Yeah, don’t look now, but Anaheim is good. As in “cup contender” good!

If you have been following the Nerdy 30 all season, you have noticed how it has not been smooth sailing for head coach Bruce Boudreau’s hockey team. If anything, Anaheim has acquired four new mainstays at forward as a result of the Shawn Horcoff suspension and with Chris Stewart placed on injured reserve. All season, Anaheim has relied on it’s top two lines at forward to get the job done. Whether that’s the top line of Corey Perry, Ryan Getzlaf and “insert name here” or the shutdown line of Ryan Kesler and Jakub Silfverberg, those two tandems have been the most consistent together all season. Coming into the new year, Carl Hagelin was used as the third forward on the effective Kesler-Silfverberg line.

Instead, David Perron has replaced Hagelin and while the latter did not have a terrible tenure from a possession standpoint, his scoring left lots to be desired, even if he did catch the syndrome of bad on-ice shooting luck. This has led to Boudreau moving Andrew Cogliano up to the second line while either David Perron or breakout star Ricard Rakell lead the score-first third line.
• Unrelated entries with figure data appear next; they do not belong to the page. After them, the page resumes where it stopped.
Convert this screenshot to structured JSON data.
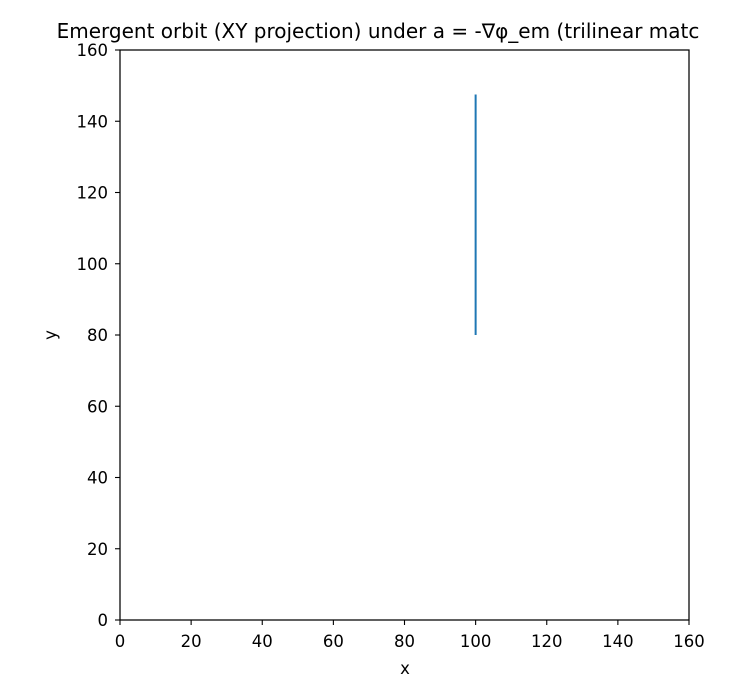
{
  "chart_data": {
    "type": "line",
    "title": "Emergent orbit (XY projection) under a = -∇φ_em (trilinear matc",
    "xlabel": "x",
    "ylabel": "y",
    "xlim": [
      0,
      160
    ],
    "ylim": [
      0,
      160
    ],
    "xticks": [
      0,
      20,
      40,
      60,
      80,
      100,
      120,
      140,
      160
    ],
    "yticks": [
      0,
      20,
      40,
      60,
      80,
      100,
      120,
      140,
      160
    ],
    "grid": false,
    "series": [
      {
        "x": [
          100,
          100
        ],
        "y": [
          80,
          147.5
        ],
        "color": "#1f77b4"
      }
    ]
  }
}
What will be important for Boudreau coming into the playoffs is to organize the rest of the bottom six forward groups in the best way possible. Ryan Garbutt has come in to replace Jiri Sekac and Nick Ritchie now has the chance to get additional playing time after being picked 10th overall in the NHL draft two years ago. Nate Thompson has also returned from a long injury spell and Jamie McGinn and Brandon Pirri have been newly acquired at the trade deadline, too. Either way, there’s some interesting pieces at the table here. Is it enough to surpass the Los Angeles Kings to top the Pacific Division and make it to the conference finals?